Abstract

ABSTRACT Raman spectroscopy is emerging as an important nondestructive, noninvasive, analytical tool for the analysis of biologic materials. This study presents a procedure to make use of commercial off‐the‐shelf components to construct a portable dispersive Raman system and evaluates it for discrimination of bacteria by surface‐enhanced Raman scattering (SERS). The system consists of a semiconductor laser (784.8 nm), a fiber optic probe ( ∼ 135 µm focal spot), a mini spectrometer and a computer. UV‐visible spectroscopy and transmission electron microscopy analysis of four silver colloid preparations produced in this study, together with the SERS spectra of Listeria innocua adsorbed on colloidal particles, indicated that silver colloids with the extinction maximum at > 415 nm (particle size > 75 nm) and a larger long wavelength tail are capable of promoting SERS of bacteria. The SERS spectra of Listeria monocytogenes, Escherichia coli O157:H7 and Salmonella enterica were acquired with the system, leading to an unambiguous identification of these bacterial foodborne pathogens on the basis of their unique spectral bands.

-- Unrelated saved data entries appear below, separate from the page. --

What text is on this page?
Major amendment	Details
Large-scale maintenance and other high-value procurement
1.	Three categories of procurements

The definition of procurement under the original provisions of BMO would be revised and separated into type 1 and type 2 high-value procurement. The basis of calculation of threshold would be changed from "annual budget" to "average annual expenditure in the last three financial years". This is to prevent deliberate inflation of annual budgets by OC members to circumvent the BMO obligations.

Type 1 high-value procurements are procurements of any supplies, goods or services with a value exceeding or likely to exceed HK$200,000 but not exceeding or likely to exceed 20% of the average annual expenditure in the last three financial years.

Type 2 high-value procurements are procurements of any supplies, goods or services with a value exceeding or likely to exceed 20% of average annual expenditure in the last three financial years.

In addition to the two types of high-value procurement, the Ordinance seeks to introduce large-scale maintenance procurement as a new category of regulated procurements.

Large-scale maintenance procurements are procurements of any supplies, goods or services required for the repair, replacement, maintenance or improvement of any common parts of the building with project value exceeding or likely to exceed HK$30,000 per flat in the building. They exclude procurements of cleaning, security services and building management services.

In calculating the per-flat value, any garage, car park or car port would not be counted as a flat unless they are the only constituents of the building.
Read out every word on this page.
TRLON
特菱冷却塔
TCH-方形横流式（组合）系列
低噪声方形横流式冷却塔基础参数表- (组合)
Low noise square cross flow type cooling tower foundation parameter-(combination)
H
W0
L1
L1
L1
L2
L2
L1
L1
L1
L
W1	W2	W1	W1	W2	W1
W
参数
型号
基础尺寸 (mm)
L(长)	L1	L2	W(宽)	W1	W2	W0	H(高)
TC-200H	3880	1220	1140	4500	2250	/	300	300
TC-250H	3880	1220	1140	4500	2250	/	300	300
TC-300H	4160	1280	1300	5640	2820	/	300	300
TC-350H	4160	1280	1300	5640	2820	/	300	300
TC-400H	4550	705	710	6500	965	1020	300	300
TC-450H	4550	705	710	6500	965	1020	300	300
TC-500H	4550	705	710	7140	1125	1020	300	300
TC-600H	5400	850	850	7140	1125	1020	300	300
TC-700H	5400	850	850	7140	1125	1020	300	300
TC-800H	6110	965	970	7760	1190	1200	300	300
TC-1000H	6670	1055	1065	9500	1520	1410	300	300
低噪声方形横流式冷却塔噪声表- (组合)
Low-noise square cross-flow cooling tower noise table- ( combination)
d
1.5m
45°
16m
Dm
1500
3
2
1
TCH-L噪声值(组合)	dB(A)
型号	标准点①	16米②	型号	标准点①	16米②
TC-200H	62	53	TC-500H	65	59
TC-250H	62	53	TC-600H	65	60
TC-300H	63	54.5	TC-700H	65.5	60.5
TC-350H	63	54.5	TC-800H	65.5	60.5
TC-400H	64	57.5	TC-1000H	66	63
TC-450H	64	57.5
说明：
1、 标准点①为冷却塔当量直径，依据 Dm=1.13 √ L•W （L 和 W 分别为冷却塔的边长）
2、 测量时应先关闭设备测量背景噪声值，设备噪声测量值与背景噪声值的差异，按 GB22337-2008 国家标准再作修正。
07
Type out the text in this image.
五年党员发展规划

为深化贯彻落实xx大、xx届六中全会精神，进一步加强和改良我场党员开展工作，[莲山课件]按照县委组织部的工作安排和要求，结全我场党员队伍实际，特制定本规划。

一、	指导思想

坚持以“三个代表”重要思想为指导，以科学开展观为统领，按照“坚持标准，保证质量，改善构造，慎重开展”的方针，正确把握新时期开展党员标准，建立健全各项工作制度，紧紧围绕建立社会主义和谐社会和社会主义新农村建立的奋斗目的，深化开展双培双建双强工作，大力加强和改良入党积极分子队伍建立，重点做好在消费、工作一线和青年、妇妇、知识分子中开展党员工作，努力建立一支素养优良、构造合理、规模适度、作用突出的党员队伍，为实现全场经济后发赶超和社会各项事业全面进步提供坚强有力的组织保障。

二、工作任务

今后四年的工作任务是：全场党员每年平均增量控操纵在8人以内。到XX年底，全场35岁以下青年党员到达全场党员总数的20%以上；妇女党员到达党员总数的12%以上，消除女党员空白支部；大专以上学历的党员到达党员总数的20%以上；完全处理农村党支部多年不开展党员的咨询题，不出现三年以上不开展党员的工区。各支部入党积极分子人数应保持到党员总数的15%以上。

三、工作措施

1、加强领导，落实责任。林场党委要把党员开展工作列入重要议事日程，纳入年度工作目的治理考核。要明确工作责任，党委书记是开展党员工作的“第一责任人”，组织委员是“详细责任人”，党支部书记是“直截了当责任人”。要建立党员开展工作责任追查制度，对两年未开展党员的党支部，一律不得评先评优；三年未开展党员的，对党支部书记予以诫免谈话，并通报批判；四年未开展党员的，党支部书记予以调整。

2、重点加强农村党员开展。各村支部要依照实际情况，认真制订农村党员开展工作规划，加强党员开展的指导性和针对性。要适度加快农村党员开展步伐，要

This study demonstrated the feasibility of constructing a low‐cost compact Raman system using commercially available components to perform the SERS analysis of bacteria. PRACTICAL APPLICATIONS Commercial off‐the‐shelf components such as a semiconductor laser, a fiber optic probe and a mini spectrometer can be used to construct a portable, low‐cost dispersive Raman system. Such system allows for the acquisition of SERS spectra of bacteria adsorbed on silver colloidal nanoparticles, as exemplified by three important bacterial foodborne pathogens L. monocytogenes (serotype 4b), E. coli O157:H7 and S. enterica (serotype Typhimurium DT 104). An unambiguous identification of these pathogens was achieved based on their unique spectral bands, indicating that an inexpensive dispersive Raman system such as the one described here may be built for the rapid characterization of bacteria isolates from food, clinical and environment samples using SERS spectral fingerprints.